I met Patrick McLoughlin MP Secretary of State for Transport this week and made the case for the need to deliver a truly connected county to benefit people across Staffordshire.  Patrick, who is a former Staffordshire County Councillor from 1981 to 1987 when I was first elected is currently responsible for all things transport and we spoke about how first class infrastructure, and reliable and sustainable transport were vital to delivering the council’s ambitions on jobs and growth.

The meeting was very productive and I took the opportunity to raise our concerns over HS2.  I made it clear that we are opposed to the project and if the scheme does go ahead, we will look to maximise any economic potential, minimise the inevitable environmental impact and will continue to ensure residents’ receive meaningful compensation if their homes or livelihoods are affected.

At our Cabinet meeting last week we also gave the green light for a new approach to help families in Staffordshire live healthier and more fulfilling lives.

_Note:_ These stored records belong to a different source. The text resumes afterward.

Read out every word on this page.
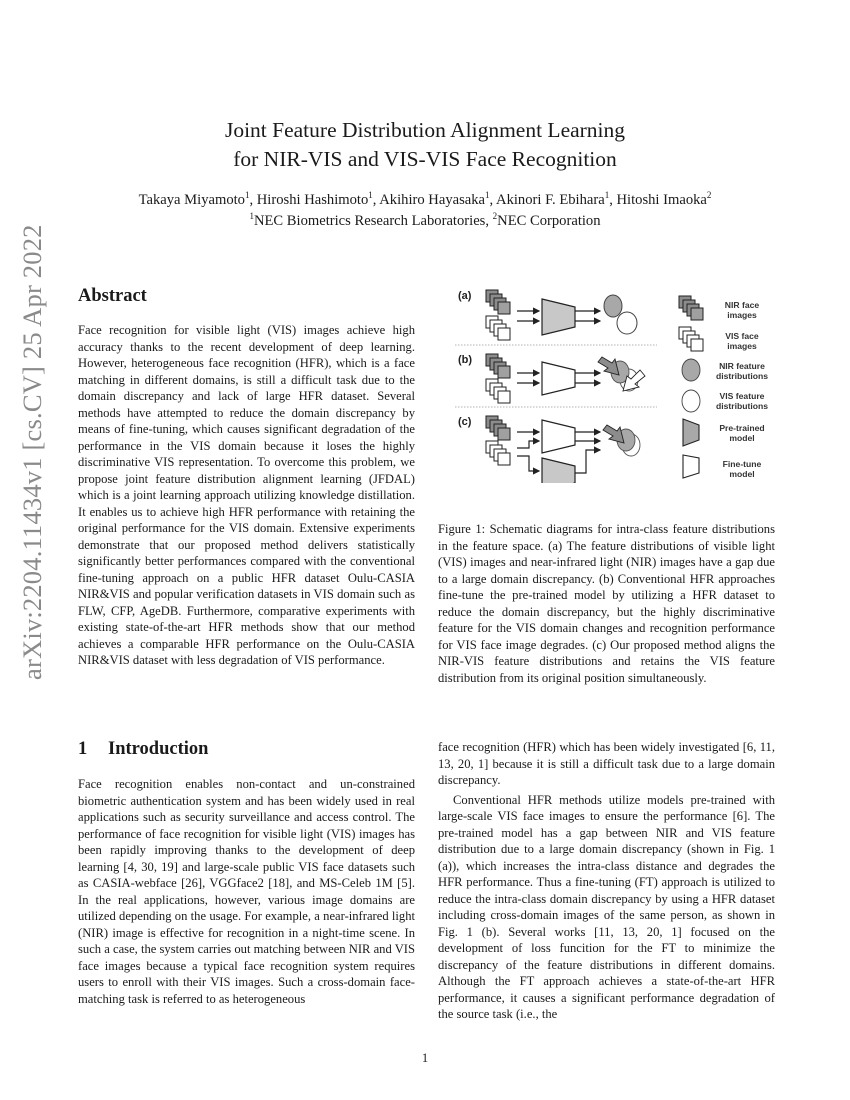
Joint Feature Distribution Alignment Learning
for NIR-VIS and VIS-VIS Face Recognition
Takaya Miyamoto$^1$, Hiroshi Hashimoto$^1$, Akihiro Hayasaka$^1$, Akinori F. Ebihara$^1$, Hitoshi Imaoka$^2$
$^1$NEC Biometrics Research Laboratories, $^2$NEC Corporation
arXiv:2204.11434v1 [cs.CV] 25 Apr 2022 Abstract

Face recognition for visible light (VIS) images achieve high accuracy thanks to the recent development of deep learning. However, heterogeneous face recognition (HFR), which is a face matching in different domains, is still a difficult task due to the domain discrepancy and lack of large HFR dataset. Several methods have attempted to reduce the domain discrepancy by means of fine-tuning, which causes significant degradation of the performance in the VIS domain because it loses the highly discriminative VIS representation. To overcome this problem, we propose joint feature distribution alignment learning (JFDAL) which is a joint learning approach utilizing knowledge distillation. It enables us to achieve high HFR performance with retaining the original performance for the VIS domain. Extensive experiments demonstrate that our proposed method delivers statistically significantly better performances compared with the conventional fine-tuning approach on a public HFR dataset Oulu-CASIA NIR&VIS and popular verification datasets in VIS domain such as FLW, CFP, AgeDB. Furthermore, comparative experiments with existing state-of-the-art HFR methods show that our method achieves a comparable HFR performance on the Oulu-CASIA NIR&VIS dataset with less degradation of VIS performance.

1 Introduction

Face recognition enables non-contact and un-constrained biometric authentication system and has been widely used in real applications such as security surveillance and access control. The performance of face recognition for visible light (VIS) images has been rapidly improving thanks to the development of deep learning [4, 30, 19] and large-scale public VIS face datasets such as CASIA-webface [26], VGGface2 [18], and MS-Celeb 1M [5]. In the real applications, however, various image domains are utilized depending on the usage. For example, a near-infrared light (NIR) image is effective for recognition in a night-time scene. In such a case, the system carries out matching between NIR and VIS face images because a typical face recognition system requires users to enroll with their VIS images. Such a cross-domain face-matching task is referred to as heterogeneous

(a)
(b)
(c)
NIR face
images
VIS face
images
NIR feature
distributions
VIS feature
distributions
Pre-trained
model
Fine-tune
model
Figure 1: Schematic diagrams for intra-class feature distributions in the feature space. (a) The feature distributions of visible light (VIS) images and near-infrared light (NIR) images have a gap due to a large domain discrepancy. (b) Conventional HFR approaches fine-tune the pre-trained model by utilizing a HFR dataset to reduce the domain discrepancy, but the highly discriminative feature for the VIS domain changes and recognition performance for VIS face image degrades. (c) Our proposed method aligns the NIR-VIS feature distributions and retains the VIS feature distribution from its original position simultaneously.

face recognition (HFR) which has been widely investigated [6, 11, 13, 20, 1] because it is still a difficult task due to a large domain discrepancy.

Conventional HFR methods utilize models pre-trained with large-scale VIS face images to ensure the performance [6]. The pre-trained model has a gap between NIR and VIS feature distribution due to a large domain discrepancy (shown in Fig. 1 (a)), which increases the intra-class distance and degrades the HFR performance. Thus a fine-tuning (FT) approach is utilized to reduce the intra-class domain discrepancy by using a HFR dataset including cross-domain images of the same person, as shown in Fig. 1 (b). Several works [11, 13, 20, 1] focused on the development of loss funcition for the FT to minimize the discrepancy of the feature distributions in different domains. Although the FT approach achieves a state-of-the-art HFR performance, it causes a significant performance degradation of the source task (i.e., the

1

Having taken on the remit for public health in April, we have a unique opportunity to take a fresh look at the wider impact on health and wellbeing. We will be looking at more accessible streamlined services and how to maximise use of the £32m budget to commission services in an integrated way.  We want better support to help people make changes across all aspects of their lifestyles – not just on one aspect, such as giving up smoking. We will also be investing in prevention work – through screening and vaccination programmes where appropriate.

I did not realise how important the Battle of Messines Ridge was in the final days of WW1 until I watched a recent documentary .  We are now in week three on the excavation of the model trench at Brocton on Cannock Chase that I have mentioned before. Every week reveals more of this fascinating story which is also being eagerly followed by the media.  BBC News 24 have reported from the site and the story has even reached as far as the New Zealand Herald.

The level of detail in the model is incredible, particularly the depiction of bombed out buildings and field boundaries. Before the excavation we weren’t sure how much of the model would have survived, but we’ve been pleasantly surprised.

The main area of the town of Messines has now been excavated and lies beneath a covering of blue plastic to protect it from the elements. The team are now moving to the south of the town to join up with the small area of fighting trenches that were excavated during the first week of the dig.

Volunteers from Landrover are also working in the north-eastern corner of the site and have uncovered the north-eastern strong point based around a ruined farmhouse (and protected by fighting trenches) which protected the German position at Messines from attack.